The TF relation has a rich history (cf. Bottinelli et al. 1983) which can not be discussed in any detail here. Its discovery is generally credited to Tully & Fisher (1977), who were the first to suggest a linear correlation between absolute magnitude and log rotation speed. Until the late 1980s, the velocity widths used in TF studies were generally obtained from analysis of the 21 cm line profiles, rather than from direct measurements of rotation curves. Thus, the TF relation was (and to some extent remains) closely associated with 21 cm radio astronomy. There is no inherent connection, however, between the TF relation and the 21 cm line. The TF relation is also closely associated in the minds of many with infrared magnitudes. This is largely due to the pioneering H-band (1.6 µm) TF work of a group headed by the late Marc Aaronson in the late 1970s through the mid-1980s (e.g., Aaronson et al. 1980, 1982, 1986).

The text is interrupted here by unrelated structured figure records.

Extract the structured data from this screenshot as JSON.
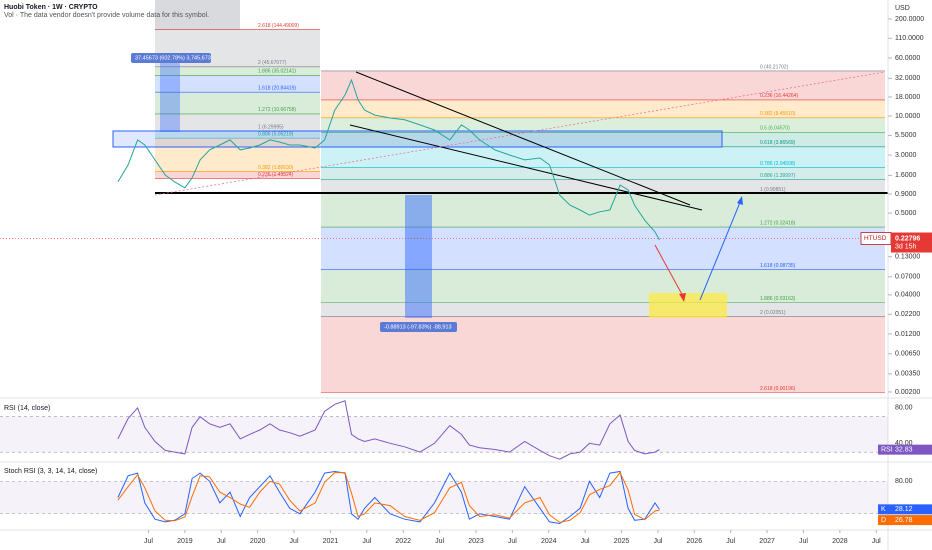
{
  "header": {
    "title": "Huobi Token · 1W · CRYPTO",
    "volume_note": "Vol · The data vendor doesn't provide volume data for this symbol."
  },
  "chart_data": {
    "type": "line",
    "currency": "USD",
    "log_scale": true,
    "color": "#26a69a",
    "x": [
      2018.08,
      2018.22,
      2018.35,
      2018.45,
      2018.59,
      2018.73,
      2018.86,
      2019.0,
      2019.1,
      2019.21,
      2019.34,
      2019.48,
      2019.62,
      2019.76,
      2019.89,
      2020.03,
      2020.17,
      2020.3,
      2020.44,
      2020.58,
      2020.79,
      2020.92,
      2021.06,
      2021.2,
      2021.29,
      2021.38,
      2021.47,
      2021.61,
      2021.82,
      2022.02,
      2022.23,
      2022.43,
      2022.64,
      2022.8,
      2022.91,
      2023.05,
      2023.26,
      2023.46,
      2023.67,
      2023.88,
      2024.01,
      2024.15,
      2024.29,
      2024.43,
      2024.56,
      2024.7,
      2024.84,
      2024.98,
      2025.09,
      2025.18,
      2025.32,
      2025.46,
      2025.52
    ],
    "values": [
      1.31,
      2.21,
      4.78,
      4.09,
      2.58,
      1.62,
      1.31,
      1.09,
      1.48,
      2.58,
      3.51,
      4.09,
      4.78,
      3.51,
      3.73,
      4.09,
      4.78,
      4.49,
      4.09,
      4.09,
      3.73,
      4.78,
      12.0,
      19.1,
      30.4,
      16.4,
      12.0,
      10.3,
      9.4,
      8.9,
      7.6,
      6.5,
      4.78,
      7.6,
      6.5,
      4.78,
      3.51,
      3.0,
      2.58,
      2.74,
      2.21,
      0.87,
      0.64,
      0.55,
      0.47,
      0.52,
      0.55,
      1.19,
      1.02,
      0.64,
      0.4,
      0.28,
      0.22
    ],
    "xlim": [
      2016.46,
      2028.62
    ],
    "ylim": [
      0.00166,
      359
    ],
    "xticks": [
      {
        "value": 2018.5,
        "label": "Jul"
      },
      2019,
      {
        "value": 2019.5,
        "label": "Jul"
      },
      2020,
      {
        "value": 2020.5,
        "label": "Jul"
      },
      2021,
      {
        "value": 2021.5,
        "label": "Jul"
      },
      2022,
      {
        "value": 2022.5,
        "label": "Jul"
      },
      2023,
      {
        "value": 2023.5,
        "label": "Jul"
      },
      2024,
      {
        "value": 2024.5,
        "label": "Jul"
      },
      2025,
      {
        "value": 2025.5,
        "label": "Jul"
      },
      2026,
      {
        "value": 2026.5,
        "label": "Jul"
      },
      2027,
      {
        "value": 2027.5,
        "label": "Jul"
      },
      2028,
      {
        "value": 2028.5,
        "label": "Jul"
      }
    ],
    "yticks": [
      {
        "value": 200,
        "label": "200.0000"
      },
      {
        "value": 110,
        "label": "110.0000"
      },
      {
        "value": 60,
        "label": "60.0000"
      },
      {
        "value": 32,
        "label": "32.0000"
      },
      {
        "value": 18,
        "label": "18.0000"
      },
      {
        "value": 10,
        "label": "10.0000"
      },
      {
        "value": 5.5,
        "label": "5.5000"
      },
      {
        "value": 3,
        "label": "3.0000"
      },
      {
        "value": 1.6,
        "label": "1.6000"
      },
      {
        "value": 0.9,
        "label": "0.9000"
      },
      {
        "value": 0.5,
        "label": "0.5000"
      },
      {
        "value": 0.13,
        "label": "0.13000"
      },
      {
        "value": 0.07,
        "label": "0.07000"
      },
      {
        "value": 0.04,
        "label": "0.04000"
      },
      {
        "value": 0.022,
        "label": "0.02200"
      },
      {
        "value": 0.012,
        "label": "0.01200"
      },
      {
        "value": 0.0065,
        "label": "0.00650"
      },
      {
        "value": 0.0035,
        "label": "0.00350"
      },
      {
        "value": 0.002,
        "label": "0.00200"
      }
    ],
    "last_price": {
      "symbol": "HTUSD",
      "value": 0.22796,
      "countdown": "3d 15h"
    },
    "fib_left": [
      {
        "price": 144.49009,
        "label": "2.618 (144.49009)",
        "color": "#e53935"
      },
      {
        "price": 45.67077,
        "label": "2 (45.67077)",
        "color": "#787b86"
      },
      {
        "price": 35.02141,
        "label": "1.886 (35.02141)",
        "color": "#43a047"
      },
      {
        "price": 20.84419,
        "label": "1.618 (20.84419)",
        "color": "#2962ff"
      },
      {
        "price": 10.66758,
        "label": "1.272 (10.66758)",
        "color": "#43a047"
      },
      {
        "price": 6.29995,
        "label": "1 (6.29995)",
        "color": "#787b86"
      },
      {
        "price": 5.05219,
        "label": "0.886 (5.05219)",
        "color": "#26a69a"
      },
      {
        "price": 1.8063,
        "label": "0.382 (1.80630)",
        "color": "#ff9800"
      },
      {
        "price": 1.45524,
        "label": "0.236 (1.45524)",
        "color": "#e53935"
      }
    ],
    "fib_right": [
      {
        "price": 40.21702,
        "label": "0 (40.21702)",
        "color": "#787b86"
      },
      {
        "price": 16.44264,
        "label": "0.236 (16.44264)",
        "color": "#e53935"
      },
      {
        "price": 9.4551,
        "label": "0.382 (9.45510)",
        "color": "#ff9800"
      },
      {
        "price": 6.0457,
        "label": "0.5 (6.04570)",
        "color": "#4caf50"
      },
      {
        "price": 3.86569,
        "label": "0.618 (3.86569)",
        "color": "#089981"
      },
      {
        "price": 2.04508,
        "label": "0.786 (2.04508)",
        "color": "#00bcd4"
      },
      {
        "price": 1.39997,
        "label": "0.886 (1.39997)",
        "color": "#26a69a"
      },
      {
        "price": 0.90851,
        "label": "1 (0.90851)",
        "color": "#787b86"
      },
      {
        "price": 0.32418,
        "label": "1.272 (0.32418)",
        "color": "#43a047"
      },
      {
        "price": 0.08735,
        "label": "1.618 (0.08735)",
        "color": "#2962ff"
      },
      {
        "price": 0.03163,
        "label": "1.886 (0.03163)",
        "color": "#43a047"
      },
      {
        "price": 0.02051,
        "label": "2 (0.02051)",
        "color": "#787b86"
      },
      {
        "price": 0.00196,
        "label": "2.618 (0.00196)",
        "color": "#e53935"
      }
    ],
    "measure_up": "37.45673 (602.78%) 3,745,673",
    "measure_down": "-0.88913 (-97.83%) -88,913"
  },
  "rsi": {
    "title": "RSI (14, close)",
    "name": "RSI",
    "color": "#7e57c2",
    "values": [
      45,
      68,
      80,
      58,
      42,
      32,
      30,
      28,
      58,
      70,
      62,
      58,
      62,
      45,
      50,
      55,
      62,
      55,
      52,
      48,
      55,
      76,
      84,
      88,
      50,
      45,
      42,
      45,
      40,
      36,
      30,
      40,
      60,
      50,
      38,
      35,
      33,
      30,
      42,
      32,
      26,
      22,
      28,
      30,
      40,
      38,
      62,
      72,
      42,
      32,
      28,
      30,
      32.83
    ],
    "ylim": [
      20,
      88.9
    ],
    "yticks": [
      {
        "value": 80,
        "label": "80.00"
      },
      {
        "value": 40,
        "label": "40.00"
      }
    ],
    "bands": [
      70,
      30
    ],
    "last_value": 32.83
  },
  "stoch": {
    "title": "Stoch RSI (3, 3, 14, 14, close)",
    "k_name": "K",
    "d_name": "D",
    "k_color": "#2962ff",
    "d_color": "#ff6d00",
    "k": [
      50,
      90,
      95,
      40,
      10,
      5,
      8,
      20,
      85,
      95,
      80,
      40,
      60,
      15,
      50,
      70,
      90,
      60,
      30,
      20,
      60,
      95,
      98,
      95,
      20,
      10,
      30,
      50,
      20,
      10,
      5,
      40,
      95,
      60,
      10,
      20,
      15,
      10,
      70,
      30,
      5,
      2,
      15,
      30,
      80,
      50,
      95,
      98,
      30,
      8,
      10,
      40,
      28.12
    ],
    "d": [
      45,
      70,
      92,
      68,
      25,
      8,
      7,
      14,
      52,
      90,
      88,
      60,
      50,
      38,
      32,
      60,
      80,
      75,
      45,
      25,
      40,
      78,
      96,
      96,
      58,
      15,
      20,
      40,
      35,
      15,
      8,
      22,
      68,
      78,
      35,
      15,
      18,
      12,
      40,
      50,
      18,
      4,
      8,
      22,
      55,
      65,
      72,
      96,
      64,
      19,
      9,
      25,
      26.78
    ],
    "ylim": [
      -10,
      110
    ],
    "yticks": [
      {
        "value": 80,
        "label": "80.00"
      }
    ],
    "bands": [
      80,
      20
    ],
    "k_last": 28.12,
    "d_last": 26.78
  }
}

This group argued that the infrared was better than the optical for TF purposes because infrared magnitudes are less subject to internal and Galactic extinction (Section 3.2), and because they are sensitive mainly to the old stellar population that best traces mass. While these arguments are true at some level, work over the last decade has demonstrated that CCD imaging photometry in red passbands (e.g., R or I) results in TF relations that, empirically, work as well or better than the H-band version (Pierce & Tully 1988, 1992; Willick 1991; Han 1992; Courteau 1992; Bernstein et al. 1994; Willick et al. 1995, 1996).